Modigliani, Amedeo

from The New Book of Knowledge®

ART HISTORY ON DEMAND > Artists

The artist Amedeo Modigliani was born in Leghorn, Italy, on July 12, 1884. At the moment of his birth, moving men were taking away most of the furniture in his house, for the family business had just failed. The Jewish family had been prosperous, but as Dedo—this was Modigliani's childhood nickname—grew up there was little money. In spite of this, his mother encouraged his early interest in art, and he was given painting lessons at 14.

When he was 16, Modigliani was stricken with tuberculosis, and he was sent south to Naples for the winter. He also visited Rome, Florence, and Venice, and was thrilled by the activity of the big cities. For the first time he saw great Italian painting and sculpture. While he was in Venice he decided that his life's ambition was to be a sculptor—to work directly in stone.

Modigliani went to Paris in 1906. He entered an art school, the Colarossi Academy, and rented a studio in Montmartre, a section of Paris where artists lived, worked, and met. While there, he became friendly with the artists Pablo Picasso and Marc Chagall.

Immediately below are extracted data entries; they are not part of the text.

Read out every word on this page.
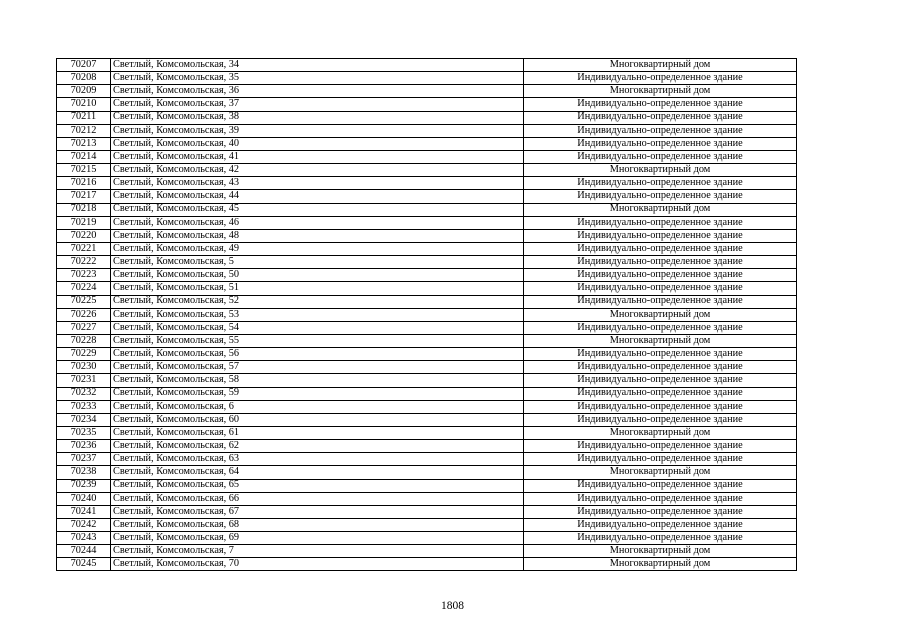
70207	Светлый, Комсомольская, 34	Многоквартирный дом
70208	Светлый, Комсомольская, 35	Индивидуально-определенное здание
70209	Светлый, Комсомольская, 36	Многоквартирный дом
70210	Светлый, Комсомольская, 37	Индивидуально-определенное здание
70211	Светлый, Комсомольская, 38	Индивидуально-определенное здание
70212	Светлый, Комсомольская, 39	Индивидуально-определенное здание
70213	Светлый, Комсомольская, 40	Индивидуально-определенное здание
70214	Светлый, Комсомольская, 41	Индивидуально-определенное здание
70215	Светлый, Комсомольская, 42	Многоквартирный дом
70216	Светлый, Комсомольская, 43	Индивидуально-определенное здание
70217	Светлый, Комсомольская, 44	Индивидуально-определенное здание
70218	Светлый, Комсомольская, 45	Многоквартирный дом
70219	Светлый, Комсомольская, 46	Индивидуально-определенное здание
70220	Светлый, Комсомольская, 48	Индивидуально-определенное здание
70221	Светлый, Комсомольская, 49	Индивидуально-определенное здание
70222	Светлый, Комсомольская, 5	Индивидуально-определенное здание
70223	Светлый, Комсомольская, 50	Индивидуально-определенное здание
70224	Светлый, Комсомольская, 51	Индивидуально-определенное здание
70225	Светлый, Комсомольская, 52	Индивидуально-определенное здание
70226	Светлый, Комсомольская, 53	Многоквартирный дом
70227	Светлый, Комсомольская, 54	Индивидуально-определенное здание
70228	Светлый, Комсомольская, 55	Многоквартирный дом
70229	Светлый, Комсомольская, 56	Индивидуально-определенное здание
70230	Светлый, Комсомольская, 57	Индивидуально-определенное здание
70231	Светлый, Комсомольская, 58	Индивидуально-определенное здание
70232	Светлый, Комсомольская, 59	Индивидуально-определенное здание
70233	Светлый, Комсомольская, 6	Индивидуально-определенное здание
70234	Светлый, Комсомольская, 60	Индивидуально-определенное здание
70235	Светлый, Комсомольская, 61	Многоквартирный дом
70236	Светлый, Комсомольская, 62	Индивидуально-определенное здание
70237	Светлый, Комсомольская, 63	Индивидуально-определенное здание
70238	Светлый, Комсомольская, 64	Многоквартирный дом
70239	Светлый, Комсомольская, 65	Индивидуально-определенное здание
70240	Светлый, Комсомольская, 66	Индивидуально-определенное здание
70241	Светлый, Комсомольская, 67	Индивидуально-определенное здание
70242	Светлый, Комсомольская, 68	Индивидуально-определенное здание
70243	Светлый, Комсомольская, 69	Индивидуально-определенное здание
70244	Светлый, Комсомольская, 7	Многоквартирный дом
70245	Светлый, Комсомольская, 70	Многоквартирный дом
1808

Materials for sculpture were expensive, and he begged stone from workers constructing a nearby building. The stone dust irritated his weakened lungs, but he persisted, happy to be pursuing his ambition. When his money ran out, Modigliani moved from place to place, looking for food and lodging. For a few pennies or a drink, he would draw portraits of people sitting in cafés. It is said that he and the painter Maurice Utrillo peeled vegetables together for room and board.

Occasionally he stole ties from subway tracks to make sculptures in wood. His family helped him as much as they could, but he was always in need of money. He started drinking too much and taking drugs. Yet he drew and painted constantly. When he was in moods in which he felt unappreciated, he would destroy some of his paintings. He worked in stone as often as he could, but in 1916 his poor health forced him to stop.

Modi (as he was then called) made friends with many young artists, writers, and poets. He was often seen around the cafés in his corduroy jacket, red scarf, and broad-rimmed hat. In 1914 he sold a few of his paintings for low prices and began to gain recognition. In 1917 he met a young art student named Jeanne Hebuterne; they fell in love. Even her loving care could not restore Modigliani's ruined health, for he died on January 25, 1920. The final tragedy was her suicide the day of the artist's funeral. Their daughter, Jeanne, was adopted by Modigliani's sister.

Portrait painters usually portray their models with noble and serene expressions. But the faces in Modigliani's paintings appear sad. He did not try to portray his subjects realistically. Instead, his human forms are simple and decorative. Modigliani used few colors, and he used them forcefully. He did not soften them with shading.

The figures Modigliani painted have oval faces, long cylindrical necks, and almond-shaped eyes. His painting and sculpture reveal his interest in black African art, which is also created with simplified shapes.